Distribution of QAPB binding in mouse aortic smooth muscle cells. (A) Pseudocolored images previously shown in Figure 5A. The look-up table (LUT) on the far left shows the color map used, where red represents 0 intensity value pixels (black on a gray LUT) and purple-white represents the high-intensity pixels. As the concentration of QAPB (and thus fluorescence) increases so too does the number of blue-purple pixels appearing in the image. (B-D) Dual staining of aorta sections where cell nuclei are stained blue (Syto 62, 5 μM) and QAPB (50 nM) is shown in red. Clusters of receptors can be seen close to the position of the smooth muscle cell nuclei. (E) View of a transverse (cross) section of a segment of mouse aorta. Concentric rings of elastic lamina are shown in green (autofluorescence) with smooth muscle cell nuclei (blue) positioned between the layers of lamina. QAPB (50 nM) binding was apparent at the lamina. (F) Higher magnification view of (E) shows QAPB binding along both edges of the elastic lamina and is consistent with cell surface binding at points on the membrane close to (or attached to) the elastic lamina.

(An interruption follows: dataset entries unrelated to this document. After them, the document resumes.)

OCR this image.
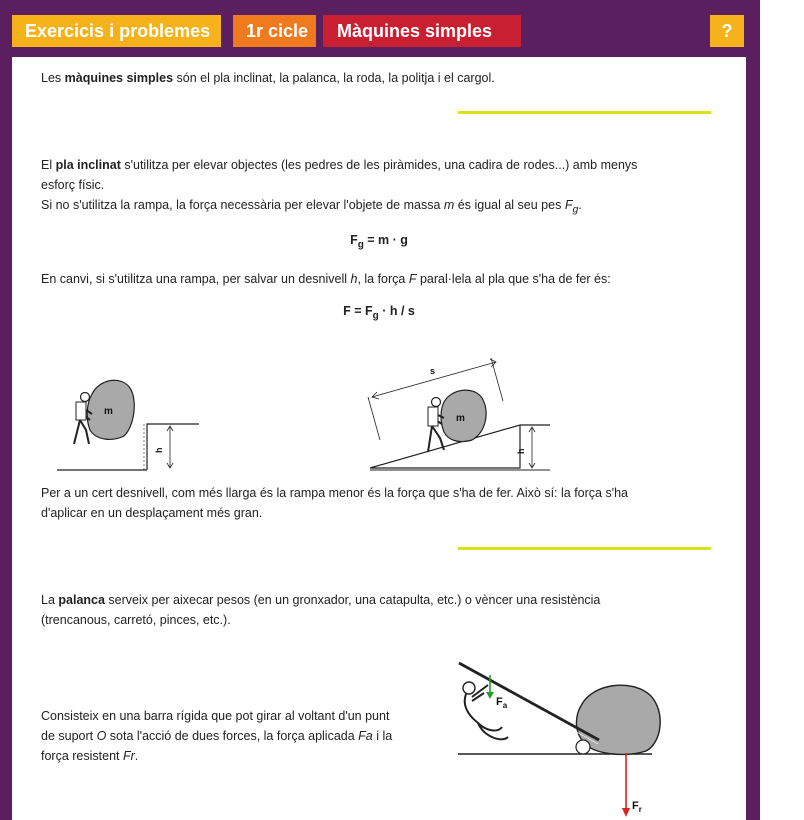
Exercicis i problemes	1r cicle	Màquines simples	?
Les màquines simples són el pla inclinat, la palanca, la roda, la politja i el cargol.
El pla inclinat s'utilitza per elevar objectes (les pedres de les piràmides, una cadira de rodes...) amb menys
esforç físic.
Si no s'utilitza la rampa, la força necessària per elevar l'objete de massa m és igual al seu pes $F_g$.
$F_g = m \cdot g$
En canvi, si s'utilitza una rampa, per salvar un desnivell h, la força F paral·lela al pla que s'ha de fer és:
$F = F_g \cdot h / s$
m
h	h
s
m
Per a un cert desnivell, com més llarga és la rampa menor és la força que s'ha de fer. Això sí: la força s'ha
d'aplicar en un desplaçament més gran.
La palanca serveix per aixecar pesos (en un gronxador, una catapulta, etc.) o vèncer una resistència
(trencanous, carretó, pinces, etc.).
Consisteix en una barra rígida que pot girar al voltant d'un punt
de suport O sota l'acció de dues forces, la força aplicada Fa i la
força resistent Fr.
$F_a$
$F_r$
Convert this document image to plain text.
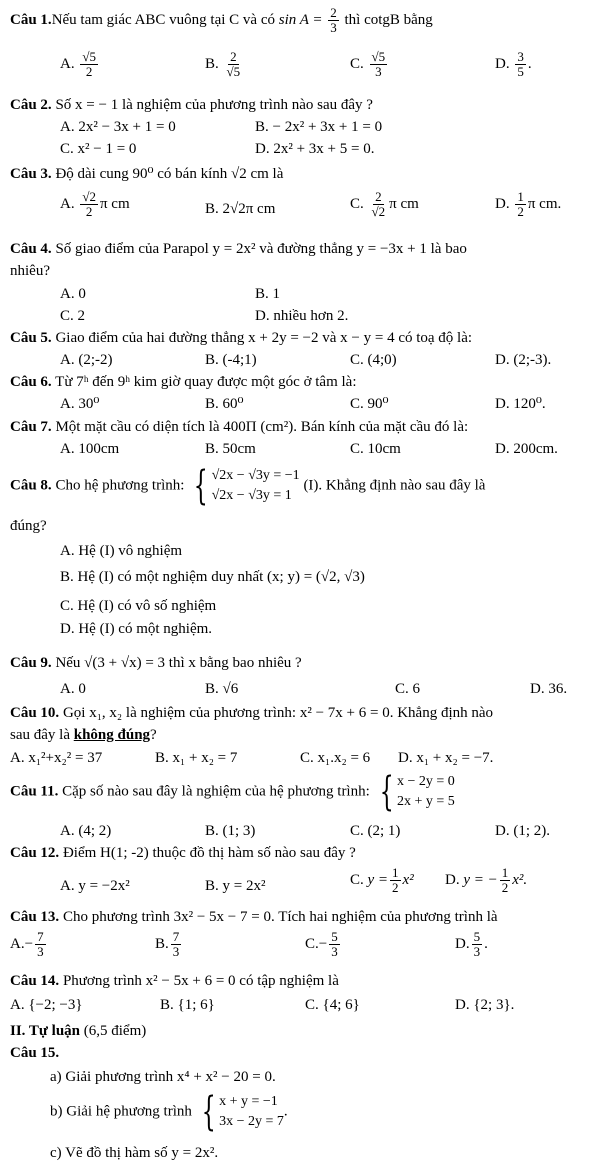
Câu 1.Nếu tam giác ABC vuông tại C và có $\sin A = \frac{2}{3}$ thì cotgB bằng
A. $\frac{√5}{2}$	B. $\frac{2}{√5}$	C. $\frac{√5}{3}$	D. $\frac{3}{5}$ .
Câu 2. Số x = − 1 là nghiệm của phương trình nào sau đây ?
A. 2x² − 3x + 1 = 0	B. − 2x² + 3x + 1 = 0
C. x² − 1 = 0	D. 2x² + 3x + 5 = 0.
Câu 3. Độ dài cung 90⁰ có bán kính √2 cm là
A. $\frac{√2}{2}$ π cm	B. 2√2π cm	C. $\frac{2}{√2}$ π cm	D. $\frac{1}{2}$ π cm.
Câu 4. Số giao điểm của Parapol y = 2x² và đường thẳng y = −3x + 1 là bao
nhiêu?
A. 0	B. 1
C. 2	D. nhiều hơn 2.
Câu 5. Giao điểm của hai đường thẳng x + 2y = −2 và x − y = 4 có toạ độ là:
A. (2;-2)	B. (-4;1)	C. (4;0)	D. (2;-3).
Câu 6. Từ 7ʰ đến 9ʰ kim giờ quay được một góc ở tâm là:
A. 30⁰	B. 60⁰	C. 90⁰	D. 120⁰.
Câu 7. Một mặt cầu có diện tích là 400Π (cm²). Bán kính của mặt cầu đó là:
A. 100cm	B. 50cm	C. 10cm	D. 200cm.
Câu 8. Cho hệ phương trình: { √2x − √3y = −1
√2x − √3y = 1
(I). Khẳng định nào sau đây là
đúng?
A. Hệ (I) vô nghiệm
B. Hệ (I) có một nghiệm duy nhất (x; y) = (√2, √3)
C. Hệ (I) có vô số nghiệm
D. Hệ (I) có một nghiệm.
Câu 9. Nếu √(3 + √x) = 3 thì x bằng bao nhiêu ?
A. 0	B. √6	C. 6	D. 36.
Câu 10. Gọi x₁, x₂ là nghiệm của phương trình: x² − 7x + 6 = 0. Khẳng định nào
sau đây là không đúng?
A. x₁²+x₂² = 37	B. x₁ + x₂ = 7	C. x₁.x₂ = 6 D. x₁ + x₂ = −7.
Câu 11. Cặp số nào sau đây là nghiệm của hệ phương trình: { x − 2y = 0
2x + y = 5
A. (4; 2)	B. (1; 3)	C. (2; 1)	D. (1; 2).
Câu 12. Điểm H(1; -2) thuộc đồ thị hàm số nào sau đây ?
A. y = −2x²	B. y = 2x²	C. $y = \frac{1}{2} x^2$ D. y = − $\frac{1}{2} x^2$.
Câu 13. Cho phương trình 3x² − 5x − 7 = 0. Tích hai nghiệm của phương trình là
$A.- \frac{7}{3}$	B. $\frac{7}{3}$	$C.- \frac{5}{3}$	D. $\frac{5}{3}$ .
Câu 14. Phương trình x² − 5x + 6 = 0 có tập nghiệm là
A. {−2; −3}	B. {1; 6}	C. {4; 6}	D. {2; 3}.
II. Tự luận (6,5 điểm)
Câu 15.
a) Giải phương trình x⁴ + x² − 20 = 0.
b) Giải hệ phương trình { x + y = −1
3x − 2y = 7
.
c) Vẽ đồ thị hàm số y = 2x².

We would therefore advise against drawing any firm conclusions regarding amount of fluorescence when the image has been processed because it could be misleading, as is shown in Figure 3. The processed images (Figure 3, bottom panels), when used for comparative purposes, do not show any marked differences. However, in the nonprocessed images (Figure 3, top panels) it can be seen that the α_1DKO exhibits lower binding-induced fluorescence than α_1B-KO or WT. When the total (50 nM QAPB) fluorescence is measured, averaged, and plotted a leftward shift was observed for the α_1D-KO mouse aorta (Figure 7).

One possible limitation of our study has been the need to use 8-bit image depth. This image depth only provides for intensity measurements in the range 0-255. Therefore, in our study of ligand concentration-dependent fluorescence, it was necessary to alter the offset of the PMT for each concentration to ensure that no pixel had a value outside the 8-bit range. However, in all other experiments we were careful to maintain equal parameters. Ideally, future experiments will employ 12-bit or greater image depth. Alternative methods for working with 8-bit images should also be explored, such as calculating arithmetic averages for image sets collected under varying parameters.

We have shown, for the first time, that a fluorescent antagonist ligand can be used on whole-mount tissues in a manner analogous to radioligand binding. Binding is performed at equilibrium without washing and does not involve the use of hazardous material. In addition, we show that multiple data volumes can be analyzed quickly and averaged to produce histograms whose relative positions indicate the amount of binding within the volumes. We believe that this type of microscope-based image analysis and quantification can be used to complement functional studies and will be of particular benefit to users of multiphoton microscopy in which the depth penetration is two to three times greater than that for confocal microscopy and that z resolution with the multiphoton microscopy will be also far superior to that which was available to us during this study.